More than 21,000 people in the state have died from coronavirus-related illness since the pandemic broke out. In California, a state with about twice as many people as Florida, around 23,000 people have died from the coronavirus.
The death toll in Florida is roughly seven times higher than that of Japan, which has a population of more than 126 million.
The average number of confirmed cases seven days a day continues to rise from week to week and is more than 11,000 as of December 23 - roughly the same as at the summer summit.
According to the COVID Tracking Project, cases in California rose 68 percent last week from December 9th. More than 292,000 cases have been reported in the last week alone.
Nearly 20,000 people in the state were hospitalized on Christmas Eve.
December is the deadliest month of 2020, with more than 57,000 coronavirus-related deaths as of December 23, and an average of 2,500 deaths per day.

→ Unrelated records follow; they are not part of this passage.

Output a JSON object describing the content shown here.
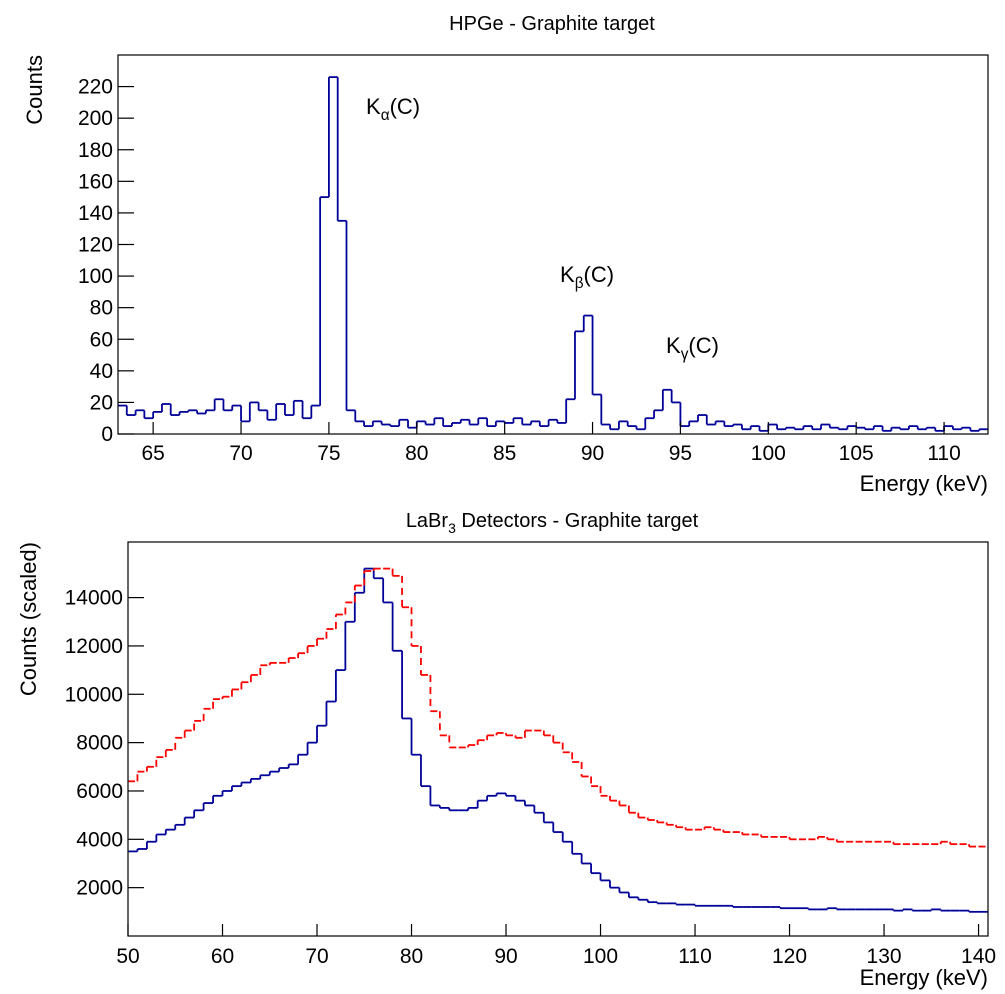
{
  "chart_data": [
    {
      "type": "histogram",
      "title": "HPGe - Graphite target",
      "xlabel": "Energy (keV)",
      "ylabel": "Counts",
      "bins": [
        63,
        63.5,
        64,
        64.5,
        65,
        65.5,
        66,
        66.5,
        67,
        67.5,
        68,
        68.5,
        69,
        69.5,
        70,
        70.5,
        71,
        71.5,
        72,
        72.5,
        73,
        73.5,
        74,
        74.5,
        75,
        75.5,
        76,
        76.5,
        77,
        77.5,
        78,
        78.5,
        79,
        79.5,
        80,
        80.5,
        81,
        81.5,
        82,
        82.5,
        83,
        83.5,
        84,
        84.5,
        85,
        85.5,
        86,
        86.5,
        87,
        87.5,
        88,
        88.5,
        89,
        89.5,
        90,
        90.5,
        91,
        91.5,
        92,
        92.5,
        93,
        93.5,
        94,
        94.5,
        95,
        95.5,
        96,
        96.5,
        97,
        97.5,
        98,
        98.5,
        99,
        99.5,
        100,
        100.5,
        101,
        101.5,
        102,
        102.5,
        103,
        103.5,
        104,
        104.5,
        105,
        105.5,
        106,
        106.5,
        107,
        107.5,
        108,
        108.5,
        109,
        109.5,
        110,
        110.5,
        111,
        111.5,
        112,
        112.5
      ],
      "values": [
        18,
        12,
        15,
        10,
        14,
        19,
        12,
        14,
        15,
        13,
        15,
        22,
        15,
        18,
        8,
        20,
        15,
        9,
        19,
        12,
        21,
        10,
        18,
        150,
        226,
        135,
        15,
        8,
        5,
        8,
        6,
        5,
        9,
        4,
        8,
        6,
        10,
        5,
        7,
        9,
        6,
        10,
        5,
        8,
        7,
        10,
        6,
        8,
        5,
        9,
        7,
        22,
        65,
        75,
        25,
        6,
        3,
        8,
        5,
        3,
        10,
        15,
        28,
        20,
        5,
        8,
        12,
        6,
        8,
        5,
        6,
        3,
        5,
        2,
        6,
        3,
        4,
        3,
        5,
        3,
        6,
        4,
        3,
        5,
        4,
        3,
        5,
        2,
        4,
        3,
        5,
        3,
        4,
        2,
        5,
        3,
        4,
        2,
        3
      ],
      "color": "#000099",
      "xlim": [
        63,
        112.5
      ],
      "ylim": [
        0,
        240
      ],
      "xticks": [
        65,
        70,
        75,
        80,
        85,
        90,
        95,
        100,
        105,
        110
      ],
      "yticks": [
        0,
        20,
        40,
        60,
        80,
        100,
        120,
        140,
        160,
        180,
        200,
        220
      ],
      "annotations": [
        {
          "base": "K",
          "sub": "α",
          "tail": "(C)"
        },
        {
          "base": "K",
          "sub": "β",
          "tail": "(C)"
        },
        {
          "base": "K",
          "sub": "γ",
          "tail": "(C)"
        }
      ]
    },
    {
      "type": "histogram",
      "title": {
        "base": "LaBr",
        "sub": "3",
        "tail": " Detectors - Graphite target"
      },
      "xlabel": "Energy (keV)",
      "ylabel": "Counts (scaled)",
      "bins": [
        50,
        51,
        52,
        53,
        54,
        55,
        56,
        57,
        58,
        59,
        60,
        61,
        62,
        63,
        64,
        65,
        66,
        67,
        68,
        69,
        70,
        71,
        72,
        73,
        74,
        75,
        76,
        77,
        78,
        79,
        80,
        81,
        82,
        83,
        84,
        85,
        86,
        87,
        88,
        89,
        90,
        91,
        92,
        93,
        94,
        95,
        96,
        97,
        98,
        99,
        100,
        101,
        102,
        103,
        104,
        105,
        106,
        107,
        108,
        109,
        110,
        111,
        112,
        113,
        114,
        115,
        116,
        117,
        118,
        119,
        120,
        121,
        122,
        123,
        124,
        125,
        126,
        127,
        128,
        129,
        130,
        131,
        132,
        133,
        134,
        135,
        136,
        137,
        138,
        139,
        140,
        141
      ],
      "series": [
        {
          "color": "#000099",
          "line_style": "solid",
          "values": [
            3500,
            3600,
            3900,
            4200,
            4400,
            4600,
            4900,
            5200,
            5500,
            5800,
            6000,
            6200,
            6350,
            6500,
            6650,
            6800,
            6950,
            7100,
            7500,
            8000,
            8700,
            9700,
            11000,
            13000,
            14200,
            15200,
            14800,
            13800,
            11800,
            9000,
            7500,
            6200,
            5400,
            5300,
            5200,
            5200,
            5300,
            5600,
            5800,
            5900,
            5800,
            5600,
            5400,
            5100,
            4700,
            4300,
            3900,
            3400,
            3000,
            2600,
            2300,
            2000,
            1800,
            1600,
            1500,
            1400,
            1350,
            1350,
            1300,
            1300,
            1250,
            1250,
            1250,
            1250,
            1200,
            1200,
            1200,
            1200,
            1200,
            1150,
            1150,
            1150,
            1100,
            1100,
            1150,
            1100,
            1100,
            1100,
            1100,
            1100,
            1100,
            1050,
            1100,
            1050,
            1050,
            1100,
            1050,
            1050,
            1050,
            1000,
            1000
          ]
        },
        {
          "color": "#ff0000",
          "line_style": "dashed",
          "values": [
            6400,
            6800,
            7000,
            7400,
            7700,
            8200,
            8500,
            8900,
            9400,
            9800,
            9900,
            10200,
            10500,
            10800,
            11200,
            11300,
            11300,
            11500,
            11700,
            12000,
            12300,
            12700,
            13300,
            13800,
            14500,
            15100,
            15200,
            15200,
            14900,
            13600,
            12000,
            10800,
            9300,
            8300,
            7800,
            7800,
            7900,
            8100,
            8300,
            8400,
            8300,
            8200,
            8500,
            8500,
            8300,
            8000,
            7600,
            7200,
            6600,
            6200,
            5800,
            5600,
            5400,
            5100,
            4900,
            4800,
            4700,
            4600,
            4500,
            4400,
            4400,
            4500,
            4400,
            4300,
            4300,
            4200,
            4200,
            4100,
            4100,
            4100,
            4000,
            4000,
            4000,
            4100,
            4000,
            3900,
            3900,
            3900,
            3900,
            3900,
            3900,
            3800,
            3800,
            3800,
            3800,
            3800,
            3900,
            3800,
            3800,
            3700,
            3700
          ]
        }
      ],
      "xlim": [
        50,
        141
      ],
      "ylim": [
        0,
        16300
      ],
      "xticks": [
        50,
        60,
        70,
        80,
        90,
        100,
        110,
        120,
        130,
        140
      ],
      "yticks": [
        2000,
        4000,
        6000,
        8000,
        10000,
        12000,
        14000
      ]
    }
  ]
}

The nationwide surge in infections is caused by cases in the south and west.
According to the COVID Tracking Project, cases in Arizona, California, Florida, Tennessee, and Texas account for 40 percent of all new cases reported in the past week.
The President has repeatedly called for states to open up to normal business despite the worsening public health crisis without a coordinated federal response.
Although Trump blamed them for the economic condition and well-being of Americans, the US "lockdown" measures were not passed consistently, left to the patchwork and inconsistent efforts of state and local governments to combat broadcasts.
He also turned down economic relief efforts to temporarily keep Americans at home and shut down businesses to keep infections at bay. He is currently refusing to sign a $ 900 billion federal spending bill that extends unemployment benefits and an eviction moratorium, and grants most Americans $ 600 direct payments.